With shops and nature reserves set to close again on Sunday, people use last chance to shop, visit; police hand out fines to revelers ignoring health rules

Shoppers at the Ayalon Mall in Ramat Gan, November 29, 2020. (Flash90)
Shoppers at the Ayalon Mall in Ramat Gan, November 29, 2020. (Flash90)

Large numbers of Israelis packed shopping malls and markets Saturday to get their last shopping done before the beginning of the country’s latest national lockdown at 5 p.m. on Sunday.

Television reports showed throngs hit shopping centers — some of them open during the Jewish Sabbath and some opening as it ended Saturday evening — to make use of what is likely to be their last opportunity to peruse stores for several weeks.

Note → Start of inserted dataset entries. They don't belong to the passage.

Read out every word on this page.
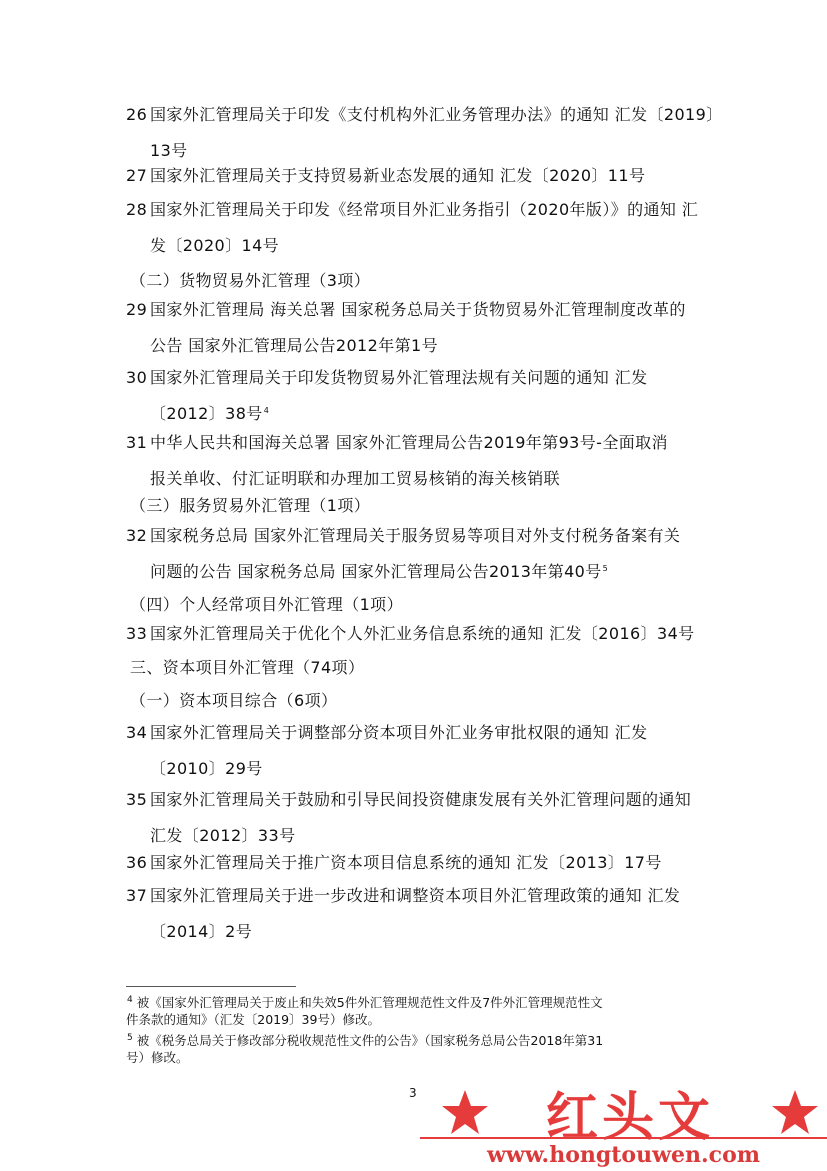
26 国家外汇管理局关于印发《支付机构外汇业务管理办法》的通知 汇发〔2019〕
13号
27 国家外汇管理局关于支持贸易新业态发展的通知 汇发〔2020〕11号
28 国家外汇管理局关于印发《经常项目外汇业务指引（2020年版）》的通知 汇
发〔2020〕14号
（二）货物贸易外汇管理（3项）
29 国家外汇管理局 海关总署 国家税务总局关于货物贸易外汇管理制度改革的
公告 国家外汇管理局公告2012年第1号
30 国家外汇管理局关于印发货物贸易外汇管理法规有关问题的通知 汇发
〔2012〕38号$^4$
31 中华人民共和国海关总署 国家外汇管理局公告2019年第93号-全面取消
报关单收、付汇证明联和办理加工贸易核销的海关核销联
（三）服务贸易外汇管理（1项）
32 国家税务总局 国家外汇管理局关于服务贸易等项目对外支付税务备案有关
问题的公告 国家税务总局 国家外汇管理局公告2013年第40号$^5$
（四）个人经常项目外汇管理（1项）
33 国家外汇管理局关于优化个人外汇业务信息系统的通知 汇发〔2016〕34号
三、资本项目外汇管理（74项）
（一）资本项目综合（6项）
34 国家外汇管理局关于调整部分资本项目外汇业务审批权限的通知 汇发
〔2010〕29号
35 国家外汇管理局关于鼓励和引导民间投资健康发展有关外汇管理问题的通知
汇发〔2012〕33号
36 国家外汇管理局关于推广资本项目信息系统的通知 汇发〔2013〕17号
37 国家外汇管理局关于进一步改进和调整资本项目外汇管理政策的通知 汇发
〔2014〕2号
$^4$ 被《国家外汇管理局关于废止和失效5件外汇管理规范性文件及7件外汇管理规范性文
件条款的通知》（汇发〔2019〕39号）修改。
$^5$ 被《税务总局关于修改部分税收规范性文件的公告》（国家税务总局公告2018年第31
号）修改。
3 红头文
www.hongtouwen.com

Though shoppers largely adhered to health guidelines, in some cases people were seen to crowd and fail to maintain social distancing.

People also flocked to parks throughout the country Saturday, cramming green spaces and nature reserves and leading parks authorities to at one point urge the public to stay away due to overcrowding.

Channel 12 News aired footage of two mass parties held in Tel Aviv over the weekend in contravention of health rules.

The first, which took place Friday, saw some around 1,000 people dance at HaYarkon Park, maskless and at close quarters.

In the second, on Saturday, police raided an apartment where dozens were partying. Some of the party-goers were supposed to be in quarantine a the time. Police handed out 65 fines of NIS 1,000 ($300) to attendants and a NIS 5,000 ($1,550) fine to the host.

Thousands of people also flooded shopping centers on Friday, gathering in large numbers with limited social distancing.

Exceptionally long lines were reported at Ikea in Rishon Lezion, with one customer telling the Ynet news site that the store felt like the check-in line at Ben Gurion Airport during peak travel season. Many customers left the line, giving up after waiting so long.

At Tel Aviv’s open-air Carmel Market, which will also be forced to shut down on Sunday, similar scenes were reported with frustrated customers seeking to buy their Friday groceries for the last time for at least two weeks.

Thousands were also seen packed at Jerusalem’s open-air Mahane Yehuda market, which even featured tour groups. Store owner Gabi Hasin told Ynet that while he understands the purpose of such lockdowns, the fact that Israelis then rush shopping centers both before and after somewhat defeats that purpose.

Ministers on Friday approved the regulations of Israel’s third national lockdown, beginning at 5 p.m. Sunday, as the Bank of Israel issued an assessment that the closure would cost the nation’s economy NIS 2.5 billion ($776 million) for every week it lasts.

The lockdown is set to be at least two weeks long and may extend to four, so the final cost could be NIS 5-10 billion ($1.5-$3 billion).

During Israel’s third national lockdown aimed at curbing the resurgence of COVID-19, rules will bar Israelis from entering another person’s home; restrict movement to 1 kilometer from home, with exceptions, such as for vaccinations; shut down commerce, leisure and entertainment (except for essentials); limit public transportation to 50% capacity; and limit workplaces that do not deal with customers face-to-face to 50% capacity.

Fines for those breaking rules stand at NIS 500 ($155).

Kindergartens and school grades 1-4 and 11-12 will study as usual during the lockdown, while grades 5-10 will study remotely.

Israel’s two previous lockdowns, in April and September, succeeded in bringing down infection numbers, but morbidity ballooned again as the closures were rolled back.

Despite the setbacks, health officials have expressed optimism that the latest closure will be the nation’s last as it steps up its vaccination drive. According to Channel 12 News, by Saturday night some 266,000 Israelis had been given their first shots.